Frei James, então, explicou que sua reflexão partiu de um seminário que foi promovido no ITF, durante todo um semestre: “É uma encíclica atual, profética, um caminho seguro onde a gente pode firmar o nosso pé dentro da espiritualidade franciscana, da fé cristã e também no diálogo com todas as religiões que apostam na vida”.

Para Frei James, essa encíclica nos provoca e, cada vez que fazemos a leitura dela, aparecem novas ideias, novas provocações para agirmos melhor, para viver melhor no sentido daquilo que o Papa intuiu: tornar a vida no mundo mais fraterna.

O frade explicou que sua reflexão se baseou em dois momentos: primeiro, sobre as inspirações do Papa para escrever esta encíclica: De onde ele se inspira, qual é a fonte? E, no segundo, concentrou-se em dois capítulos: o de número 2 (“Um estranho no caminho”) e o capítulo 6 (“Diálogo e amizade social”. “Eu quis limitar um pouco, porque ela é muito ampla. Nós poderíamos abordá-la em diferentes temas. Inclusive, neste último ano houve uma profusão de lives e estudos sobre a encíclica. Tem muita gente aprofundando e estudando esta encíclica, que para mim é uma encíclica profética”, explicou o frade, concentrando no tema do diálogo.

“Talvez nós tenhamos ainda na memória o dia que o Papa Francisco iniciou o seu Pontificado. Ele inclinou a cabeça diante da multidão e expressou esse desejo: “Rezemos sempre por nós, uns pelos outros, rezemos por todo o mundo para haja uma grande fraternidade’. Esse querer faz parte da vida do Papa Francisco. Ele mesmo diz na encíclica que é uma questão vital”, recordou.

Segundo ele, logo na introdução na encíclica, o Papa se refere a Francisco de Assis como a sua primeira inspiração: “Este Santo do amor fraterno, da simplicidade e da alegria, que me inspirou a escrever a encíclica Laudato si’, volta a inspirar-me para dedicar esta nova encíclica à fraternidade e à amizade social”.

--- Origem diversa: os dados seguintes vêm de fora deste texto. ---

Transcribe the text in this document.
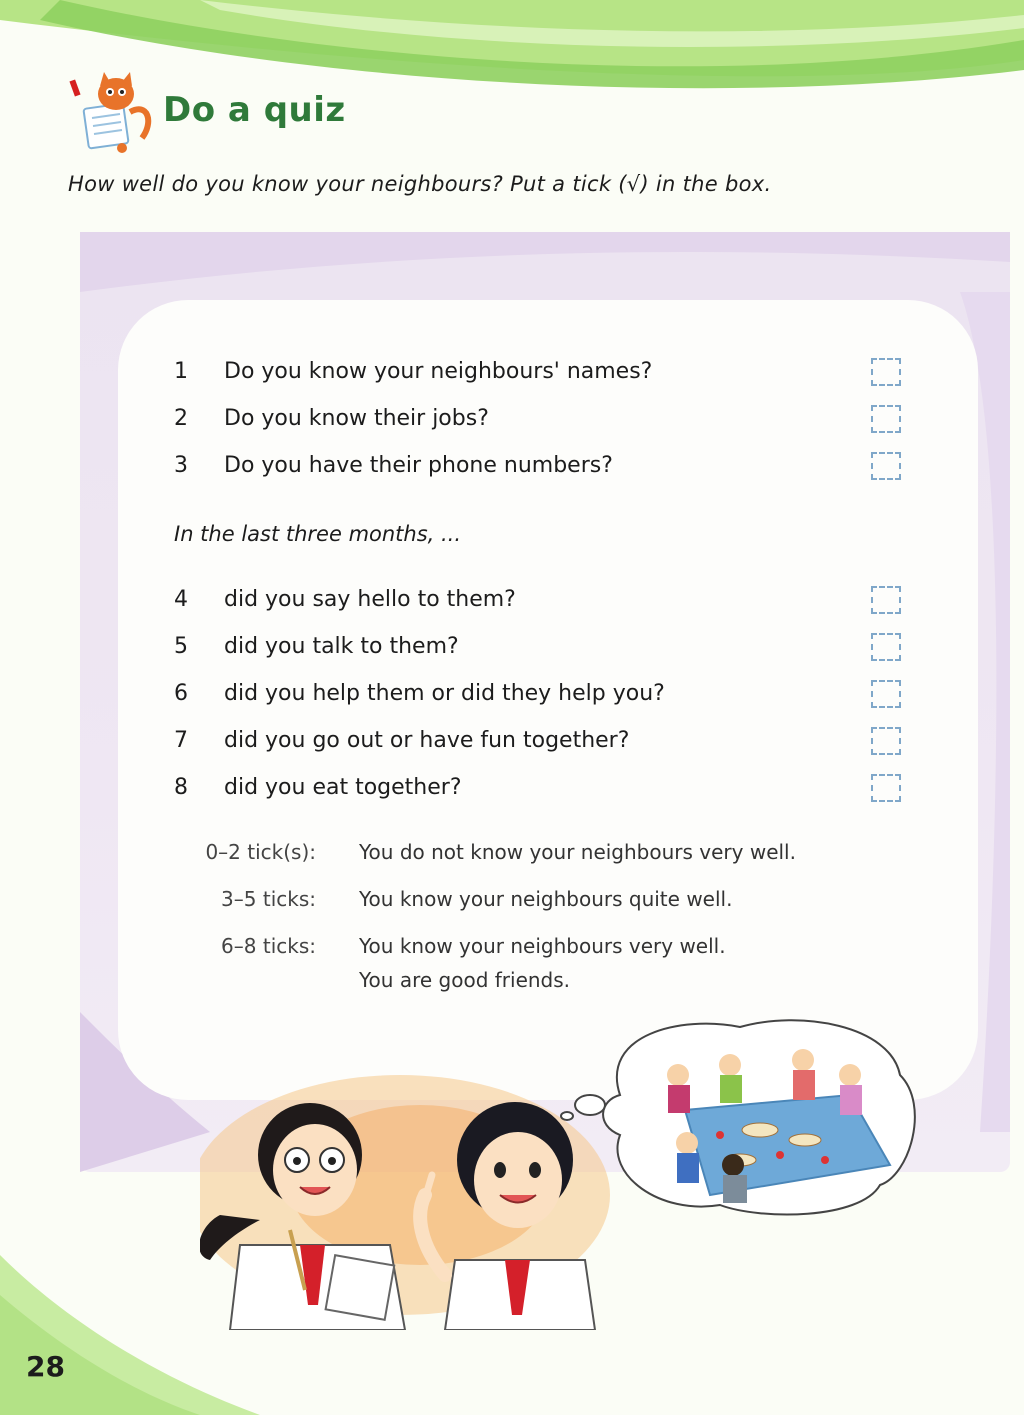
Do a quiz

How well do you know your neighbours? Put a tick (√) in the box.

1	Do you know your neighbours' names?
2	Do you know their jobs?
3	Do you have their phone numbers?

In the last three months, ...

4	did you say hello to them?
5	did you talk to them?
6	did you help them or did they help you?
7	did you go out or have fun together?
8	did you eat together?
0–2 tick(s): You do not know your neighbours very well.
3–5 ticks: You know your neighbours quite well.
6–8 ticks: You know your neighbours very well.
You are good friends.

28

“O Papa Francisco vai descrevendo com alegria atitudes vividas pelo Poverello. Ele diz amar a todos independente de sua proximidade, lembra também o amor do santo a toda a criação e traz em destaque o amor pelos seus semelhantes. Ele recorda um fato na vida de Francisco, que foi ao encontro do Sultão, em plena Idade Média. É quase como decretar uma sentença de morte. Claro que Francisco sabia das consequências do perigo. E esse encontro exigiu dele um grande esforço devido à sua pobreza, aos poucos recursos, à distância, à diferença de língua, cultura e religião”, lembrou o frade, citando o seguinte texto: “No contexto de então, era um pedido extraordinário. É impressionante que, há oitocentos anos, Francisco recomende evitar toda a forma de agressão ou contenda e também viver uma ‘submissão’ humilde e fraterna, mesmo com quem não partilhasse a sua fé”.

“Nós sabemos que desse encontro houve um diálogo. Um percebeu no outro os valores. O sultão percebeu em Francisco um homem bom e puro, e Francisco percebe também no sultão um homem bom, religioso, homem de fé. Ali que nesse encontro há uma ponte, como diz o Papa Francisco. Havia, sim, um muro enorme, mas Francisco consegue romper esse muro e constrói essa ponte entre ele e o sultão. Sai dali feliz”, acrescentou Frei James.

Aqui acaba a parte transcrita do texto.